Strew your hair with powders sweet,
Don clean linen, bathe your feet,
And (the foul fiend more to check)
A crucifix let bless your neck.
‘Tis now full tide ‘tween night and day;
End your groan, and come away.

So I don’t think it’s much of a stretch to assume that the Newgate rhyme really was recited by the bellman to the prisoners awaiting execution. It first appears in The Most Pleasant and Delectable History of Whittington’s Colledge, otherwise (vulgarly) called Newgate (1703) -- ‘A Bell-Man, at dead of Night rings his Bell under Newgate, and then with a dismal Voice calls the condemn’d Persons to hear the following Speech’ – so it certainly dates back to the beginning of the eighteenth century, if not earlier.

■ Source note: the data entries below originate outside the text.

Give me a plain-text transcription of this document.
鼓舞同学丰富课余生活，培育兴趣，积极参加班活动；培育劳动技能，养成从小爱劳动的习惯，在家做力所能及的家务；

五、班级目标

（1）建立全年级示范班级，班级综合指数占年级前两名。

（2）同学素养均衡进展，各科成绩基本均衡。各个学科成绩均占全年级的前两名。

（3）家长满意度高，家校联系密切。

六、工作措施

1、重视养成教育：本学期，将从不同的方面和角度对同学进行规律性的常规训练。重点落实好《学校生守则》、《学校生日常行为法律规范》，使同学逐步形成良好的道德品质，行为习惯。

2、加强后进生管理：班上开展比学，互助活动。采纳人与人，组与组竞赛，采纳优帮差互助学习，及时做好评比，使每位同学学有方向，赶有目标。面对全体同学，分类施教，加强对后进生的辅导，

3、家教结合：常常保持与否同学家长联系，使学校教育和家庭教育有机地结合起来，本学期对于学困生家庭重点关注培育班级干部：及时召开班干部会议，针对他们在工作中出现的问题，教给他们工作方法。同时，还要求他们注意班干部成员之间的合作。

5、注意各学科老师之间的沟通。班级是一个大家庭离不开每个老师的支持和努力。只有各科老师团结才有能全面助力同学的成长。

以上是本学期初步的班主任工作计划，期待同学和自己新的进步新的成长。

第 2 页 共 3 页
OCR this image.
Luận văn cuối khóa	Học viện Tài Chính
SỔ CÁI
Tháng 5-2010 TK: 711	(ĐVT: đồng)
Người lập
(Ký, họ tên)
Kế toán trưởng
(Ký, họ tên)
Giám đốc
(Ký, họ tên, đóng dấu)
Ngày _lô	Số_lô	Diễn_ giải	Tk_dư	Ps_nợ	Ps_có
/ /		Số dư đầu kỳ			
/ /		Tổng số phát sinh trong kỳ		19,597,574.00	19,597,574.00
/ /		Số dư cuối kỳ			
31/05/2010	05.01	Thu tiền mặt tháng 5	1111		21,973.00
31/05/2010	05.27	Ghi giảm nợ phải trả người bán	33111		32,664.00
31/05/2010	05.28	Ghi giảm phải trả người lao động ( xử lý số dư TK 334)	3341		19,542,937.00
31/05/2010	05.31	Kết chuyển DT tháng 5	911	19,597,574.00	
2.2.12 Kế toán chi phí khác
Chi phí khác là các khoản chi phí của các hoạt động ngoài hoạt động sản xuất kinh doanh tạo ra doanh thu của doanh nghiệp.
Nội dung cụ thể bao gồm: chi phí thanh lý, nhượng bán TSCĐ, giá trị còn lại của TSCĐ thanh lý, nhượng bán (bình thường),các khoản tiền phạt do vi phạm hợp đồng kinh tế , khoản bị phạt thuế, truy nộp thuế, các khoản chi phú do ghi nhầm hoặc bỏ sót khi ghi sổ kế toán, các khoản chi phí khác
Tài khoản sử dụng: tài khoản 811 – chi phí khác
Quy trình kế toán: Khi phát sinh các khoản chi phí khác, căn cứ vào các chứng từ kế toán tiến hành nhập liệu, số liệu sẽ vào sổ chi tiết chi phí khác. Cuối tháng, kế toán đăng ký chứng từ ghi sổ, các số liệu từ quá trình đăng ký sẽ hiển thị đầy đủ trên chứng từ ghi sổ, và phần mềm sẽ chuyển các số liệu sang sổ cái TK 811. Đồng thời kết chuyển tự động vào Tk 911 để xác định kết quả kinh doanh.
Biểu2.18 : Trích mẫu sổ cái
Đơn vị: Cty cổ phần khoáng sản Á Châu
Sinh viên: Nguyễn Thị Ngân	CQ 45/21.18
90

And the performance? I thought it was thrilling. Take two hundred bells, recorded from seventeen different City churches and mixed together in a Phil Spector-ish wall of sound. Add a choir – put them in fancy dress, because, well, why not? – and just for good measure, throw in a Bengali singer and a group of London schoolchildren performing ‘Oranges and Lemons’ on handbells. It might have turned into an awful mess, but in fact it worked brilliantly, swept along by the energy of the music and the enthusiasm of the performers. Afterwards there was a walking tour through various backstreets and alleyways, which artnouveauho and I dutifully followed as far as Old Broad Street before playing truant and slipping off for a meal in Wagamama. Altogether a wonderful evening; huge thanks to artnouveauho, belle of the bells, for inviting me along.

The title of this post, by the way, is taken from Macbeth, ‘the fatal bellman / Which gives the stern’st good night’. The Fatal Bellman would make a great title for a detective novel; I’m surprised that no one seems to have used it yet. P.D. James take note.

Comments:


Gillian Spraggs
[info]wolfinthewood at 2009-07-15 17:54 (UTC) (Link)
This is fascinating stuff! I am delighted that you have managed to trace the rhyme back to 1703. The verses by Rowlands are interesting, too.